Cuando llegó a su casa y se acostó, Pedro tardó mucho tiempo en dormirse, pensando en lo que había ocurrido. ¿Y qué era esto? Nada. Tan sólo que una mujer a la que conocía de niña y de quien, cuando alguien le decía que era una belleza, contestaba discretamente: «Sí, es bonita…», tan sólo que aquella mujer, Elena, podía llegar a ser su esposa.
«Pero no es muy inteligente.
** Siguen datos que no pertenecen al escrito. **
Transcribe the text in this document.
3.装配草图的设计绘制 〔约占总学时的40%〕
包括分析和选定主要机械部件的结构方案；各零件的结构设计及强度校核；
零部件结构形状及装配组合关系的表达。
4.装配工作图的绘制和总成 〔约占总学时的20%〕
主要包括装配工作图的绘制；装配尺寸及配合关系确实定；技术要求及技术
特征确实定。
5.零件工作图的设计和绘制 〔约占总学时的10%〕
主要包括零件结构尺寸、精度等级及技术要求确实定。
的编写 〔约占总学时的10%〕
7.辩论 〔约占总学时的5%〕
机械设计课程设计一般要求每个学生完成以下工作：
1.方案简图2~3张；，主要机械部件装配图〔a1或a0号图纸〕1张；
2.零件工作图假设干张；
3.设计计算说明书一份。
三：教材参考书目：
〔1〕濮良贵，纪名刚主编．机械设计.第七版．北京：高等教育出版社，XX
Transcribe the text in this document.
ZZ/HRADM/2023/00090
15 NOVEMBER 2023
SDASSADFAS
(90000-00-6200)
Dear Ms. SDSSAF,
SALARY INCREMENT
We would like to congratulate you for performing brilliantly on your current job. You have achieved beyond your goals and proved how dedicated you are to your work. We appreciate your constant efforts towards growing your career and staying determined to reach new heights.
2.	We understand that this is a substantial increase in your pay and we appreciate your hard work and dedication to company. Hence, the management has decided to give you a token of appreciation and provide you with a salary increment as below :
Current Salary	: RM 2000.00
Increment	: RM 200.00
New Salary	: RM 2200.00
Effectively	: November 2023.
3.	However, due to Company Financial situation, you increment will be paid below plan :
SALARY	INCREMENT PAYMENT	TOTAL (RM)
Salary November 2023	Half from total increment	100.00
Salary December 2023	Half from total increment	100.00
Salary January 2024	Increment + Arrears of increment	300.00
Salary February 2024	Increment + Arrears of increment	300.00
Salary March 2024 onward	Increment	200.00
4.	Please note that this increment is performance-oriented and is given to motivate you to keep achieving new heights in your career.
Yo mismo lo he dicho – pensaba -. Hay algo malo en el sentido que ha despertado en mí, algo que no está bien. Me han dicho que su hermano Anatolio estaba enamorado de ella; que ella lo estaba de él; que ha habido algo feo entre los dos; que hay que alejar a su hermano… Este Hipólito… Su padre… El príncipe Basilio… No está bien, vaya…» Pero mientras hablaba así – una de esas conversaciones que se hacen inacabables -. sentíase contento y satisfecho de que una serie de razonamientos sucediese a los primeros, y a pesar de comprobar la nulidad de Elena, pensaba en la posibilidad de que se convirtiera en su mujer, que pudiera quererlo, que fuese totalmente distinta de como él la conocía y que todo lo que había pensado y sentido pudiera ser falso. Y de nuevo no veía a la hija del príncipe Basilio, sino su cuerpo cubierto solamente por un vestido gris. «Pero no. ¿Cómo es que esta idea no se me había ocurrido antes?» Y sin vacilar se decía que era imposible, que aquel casamiento sería algo desagradable e incluso indecente. Recordaba sus frases y sus juicios de antes, las palabras y las miradas de todos los que le observaban, y también las palabras y miradas de Ana Pavlovna. Recordaba asimismo las incontables alusiones del mismo tipo que le habían dirigido el príncipe Basilio y otras personas. Se horrorizó. ¿No estaba ya ligado por el cumplimiento de una mala acción indudable que él no había de realizar? Pero mientras se formulaba a sí mismo este temor, en otro rincón de su alma se erguía la figura de Elena con toda su belleza.
II
En el mes de noviembre de 1805, el príncipe Basilio había de efectuar un viaje de inspección a cuatro provincias. Se había proporcionado este nombramiento para visitar de paso sus arruinadas fincas y para ir en compañía de su hijo Anatolio, a quien había de recoger en la ciudad donde se hallaba de guarnición, a casa del príncipe Nicolás Andreievitch Bolkonski, con objeto de casarlo con la hija de aquel potentado. Pero antes de marchar y de emprender estos nuevos asuntos, el príncipe Basilio tenía que terminar con Pedro. Cierto era que, durante aquellos últimos tiempos, Pedro pasaba todo el día en casa, es decir, en la del Príncipe, donde vivía emocionado, extravagante, atontado, tal como ha de ser un enamorado, en presencia de Elena. Pero aún no había hecho la petición de mano.
«Todo esto está muy bien, pero ha de terminar», se dijo un día el príncipe Basilio con un suspiro de tristeza, al reconocer que Pedro, que tan obligado le estaba (y que Dios no se lo reprochara), no se portaba tal como debía con respecto a este asunto. «Juventud… Frivolidad… Pero que Dios provea», pensaba el Príncipe, encantado de descubrir tanta bondad. «Pero esto ha de acabar. Pasado mañana, día del santo de Lilí, invitaré a algunos amigos, y si no comprende lo que tiene que hacer, yo se lo haré entender. Tengo la obligación, porque soy el padre.»